The machine 10 has an oil lubrication system. The oil reservoir chamber 178 surrounds the crankshaft 24 within the crankcase 18. Oil is supplied to the oil reservoir chamber 178 by a vane oil pump 180. Cooling oil enters the crank 162 through an oil passage 182. The oil passage 182 extends into the crank 162, where it meets the extension oil passage 184, which supply oil supplied under pressure to the surface of the crank 162 and lubricates it during its movement.

From the oil channel 182, an oil channel 186 leads which supplies oil to the interior of the crank 166, where it meets the extension oil channel 188. This channel 188 delivers oil supplied under pressure to the surface of the crank 166 and lubricates it during its movement.

From the oil channel 186, an oil channel 190 leads which supplies oil into the crank 164, where it meets an extension oil channel 192. This delivers oil supplied under pressure to the surface of the crank 164 and lubricates it during its movement.

Likewise, the flow of cooling oil is facilitated through the inner pistons 126 and 128. As can be seen in fig. 2, an oil passage 194 allows oil to flow from the crankshaft into the cavity 136 in the piston head.

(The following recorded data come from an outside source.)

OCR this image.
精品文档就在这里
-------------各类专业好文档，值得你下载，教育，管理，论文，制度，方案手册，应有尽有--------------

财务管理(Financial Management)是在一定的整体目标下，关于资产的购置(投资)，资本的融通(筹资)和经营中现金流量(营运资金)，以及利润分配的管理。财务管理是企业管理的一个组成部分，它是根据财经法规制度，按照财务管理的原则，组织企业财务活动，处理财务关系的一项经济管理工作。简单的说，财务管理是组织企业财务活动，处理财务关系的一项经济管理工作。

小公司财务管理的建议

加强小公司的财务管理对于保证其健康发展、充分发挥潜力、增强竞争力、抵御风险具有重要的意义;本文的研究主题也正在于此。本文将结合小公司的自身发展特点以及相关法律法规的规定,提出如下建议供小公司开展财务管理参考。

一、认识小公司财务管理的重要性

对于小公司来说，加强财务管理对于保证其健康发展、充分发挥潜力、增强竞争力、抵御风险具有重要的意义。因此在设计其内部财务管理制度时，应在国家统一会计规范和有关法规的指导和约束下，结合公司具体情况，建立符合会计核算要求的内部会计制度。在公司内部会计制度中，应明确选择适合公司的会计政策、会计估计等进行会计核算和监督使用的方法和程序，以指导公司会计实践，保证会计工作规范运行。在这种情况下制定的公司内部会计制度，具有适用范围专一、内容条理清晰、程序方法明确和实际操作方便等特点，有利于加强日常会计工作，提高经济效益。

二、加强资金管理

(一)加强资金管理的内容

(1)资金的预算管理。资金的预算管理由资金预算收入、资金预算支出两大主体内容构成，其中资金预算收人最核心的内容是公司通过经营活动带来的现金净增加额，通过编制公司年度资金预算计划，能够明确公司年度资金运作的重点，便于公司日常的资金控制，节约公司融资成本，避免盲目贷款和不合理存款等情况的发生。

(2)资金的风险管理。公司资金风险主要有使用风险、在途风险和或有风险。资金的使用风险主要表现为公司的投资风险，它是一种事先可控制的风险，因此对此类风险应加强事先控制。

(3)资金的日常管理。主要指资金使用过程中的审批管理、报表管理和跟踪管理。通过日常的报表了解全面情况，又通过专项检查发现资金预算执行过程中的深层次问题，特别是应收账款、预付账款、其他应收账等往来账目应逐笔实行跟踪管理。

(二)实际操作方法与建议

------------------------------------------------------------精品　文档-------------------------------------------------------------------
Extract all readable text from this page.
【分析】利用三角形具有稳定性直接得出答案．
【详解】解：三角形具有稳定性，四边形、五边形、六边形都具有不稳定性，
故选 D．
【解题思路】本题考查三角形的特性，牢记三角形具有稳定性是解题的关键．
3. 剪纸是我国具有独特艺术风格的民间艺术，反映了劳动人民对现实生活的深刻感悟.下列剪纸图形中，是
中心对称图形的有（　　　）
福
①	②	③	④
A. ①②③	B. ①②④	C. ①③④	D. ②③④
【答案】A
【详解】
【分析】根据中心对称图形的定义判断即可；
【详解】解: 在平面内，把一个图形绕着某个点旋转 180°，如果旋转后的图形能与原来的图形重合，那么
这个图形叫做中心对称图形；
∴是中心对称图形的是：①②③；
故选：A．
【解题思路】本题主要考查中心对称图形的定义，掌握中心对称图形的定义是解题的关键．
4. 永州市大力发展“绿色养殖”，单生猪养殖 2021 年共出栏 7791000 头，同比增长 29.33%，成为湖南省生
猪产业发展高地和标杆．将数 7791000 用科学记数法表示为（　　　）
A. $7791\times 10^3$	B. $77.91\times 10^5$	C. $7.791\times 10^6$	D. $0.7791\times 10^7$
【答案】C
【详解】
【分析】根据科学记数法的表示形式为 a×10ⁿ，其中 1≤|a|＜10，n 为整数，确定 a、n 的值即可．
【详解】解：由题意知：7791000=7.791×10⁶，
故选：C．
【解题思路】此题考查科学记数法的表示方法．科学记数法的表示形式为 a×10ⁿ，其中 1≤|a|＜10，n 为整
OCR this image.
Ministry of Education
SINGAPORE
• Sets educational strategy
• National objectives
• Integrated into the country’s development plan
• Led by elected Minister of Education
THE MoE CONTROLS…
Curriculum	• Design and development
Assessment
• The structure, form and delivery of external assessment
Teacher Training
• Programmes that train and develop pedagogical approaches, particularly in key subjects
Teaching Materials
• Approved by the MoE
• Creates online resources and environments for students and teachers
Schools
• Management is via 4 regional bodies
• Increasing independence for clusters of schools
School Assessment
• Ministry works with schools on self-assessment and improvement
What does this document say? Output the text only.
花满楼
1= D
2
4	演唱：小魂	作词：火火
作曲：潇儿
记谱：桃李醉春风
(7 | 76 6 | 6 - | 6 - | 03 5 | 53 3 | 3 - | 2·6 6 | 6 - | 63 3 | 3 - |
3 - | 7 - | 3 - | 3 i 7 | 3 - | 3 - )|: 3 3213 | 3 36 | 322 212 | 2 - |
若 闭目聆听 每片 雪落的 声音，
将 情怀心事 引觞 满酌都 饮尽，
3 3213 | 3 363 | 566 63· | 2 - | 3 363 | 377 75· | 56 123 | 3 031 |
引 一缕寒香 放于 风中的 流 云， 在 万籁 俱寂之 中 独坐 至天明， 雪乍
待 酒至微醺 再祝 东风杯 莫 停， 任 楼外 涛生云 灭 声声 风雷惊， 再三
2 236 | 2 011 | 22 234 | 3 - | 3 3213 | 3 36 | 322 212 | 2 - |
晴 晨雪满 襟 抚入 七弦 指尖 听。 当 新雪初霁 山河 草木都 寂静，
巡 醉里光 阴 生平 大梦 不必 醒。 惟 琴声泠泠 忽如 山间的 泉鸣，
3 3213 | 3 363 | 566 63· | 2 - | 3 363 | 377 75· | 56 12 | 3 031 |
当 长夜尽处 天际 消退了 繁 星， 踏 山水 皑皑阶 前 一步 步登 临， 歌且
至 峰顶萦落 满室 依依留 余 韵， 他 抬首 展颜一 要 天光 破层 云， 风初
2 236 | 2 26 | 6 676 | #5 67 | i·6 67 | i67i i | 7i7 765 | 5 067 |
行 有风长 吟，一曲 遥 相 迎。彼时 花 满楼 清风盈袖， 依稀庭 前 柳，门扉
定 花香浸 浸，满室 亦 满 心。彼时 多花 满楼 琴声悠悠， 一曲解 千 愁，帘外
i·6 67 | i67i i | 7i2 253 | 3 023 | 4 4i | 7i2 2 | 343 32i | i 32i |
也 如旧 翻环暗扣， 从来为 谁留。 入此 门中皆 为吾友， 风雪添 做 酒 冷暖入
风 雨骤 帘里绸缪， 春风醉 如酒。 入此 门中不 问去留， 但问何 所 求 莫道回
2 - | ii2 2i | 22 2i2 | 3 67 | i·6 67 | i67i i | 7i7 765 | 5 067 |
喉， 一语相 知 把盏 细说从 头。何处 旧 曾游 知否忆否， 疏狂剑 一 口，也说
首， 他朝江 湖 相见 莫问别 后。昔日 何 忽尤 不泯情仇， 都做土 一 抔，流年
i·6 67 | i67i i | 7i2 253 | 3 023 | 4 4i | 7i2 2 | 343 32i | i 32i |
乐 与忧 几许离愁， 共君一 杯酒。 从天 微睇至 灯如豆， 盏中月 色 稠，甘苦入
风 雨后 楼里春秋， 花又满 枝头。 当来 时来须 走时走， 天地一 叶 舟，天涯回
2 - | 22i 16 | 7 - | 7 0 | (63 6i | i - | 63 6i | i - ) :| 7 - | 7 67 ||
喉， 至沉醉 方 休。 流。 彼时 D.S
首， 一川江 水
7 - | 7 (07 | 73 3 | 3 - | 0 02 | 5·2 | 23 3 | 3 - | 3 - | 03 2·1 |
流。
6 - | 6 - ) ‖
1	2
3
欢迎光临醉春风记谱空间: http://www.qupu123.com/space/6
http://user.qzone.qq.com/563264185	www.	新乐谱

An oil channel 196 allows oil to exit this cavity 136. Similarly, an oil channel 198 allows oil to flow from the crankshaft into the piston head cavity 134. An oil channel 200 allows oil to exit this cavity 134.

As can be seen in fig. 2, oil lines 202 and 204 supply lubricating oil to the rings of the reciprocating cylinders. Outlet lines 206 and 208 provide for the departure of oil from these rings to the oil sump 210.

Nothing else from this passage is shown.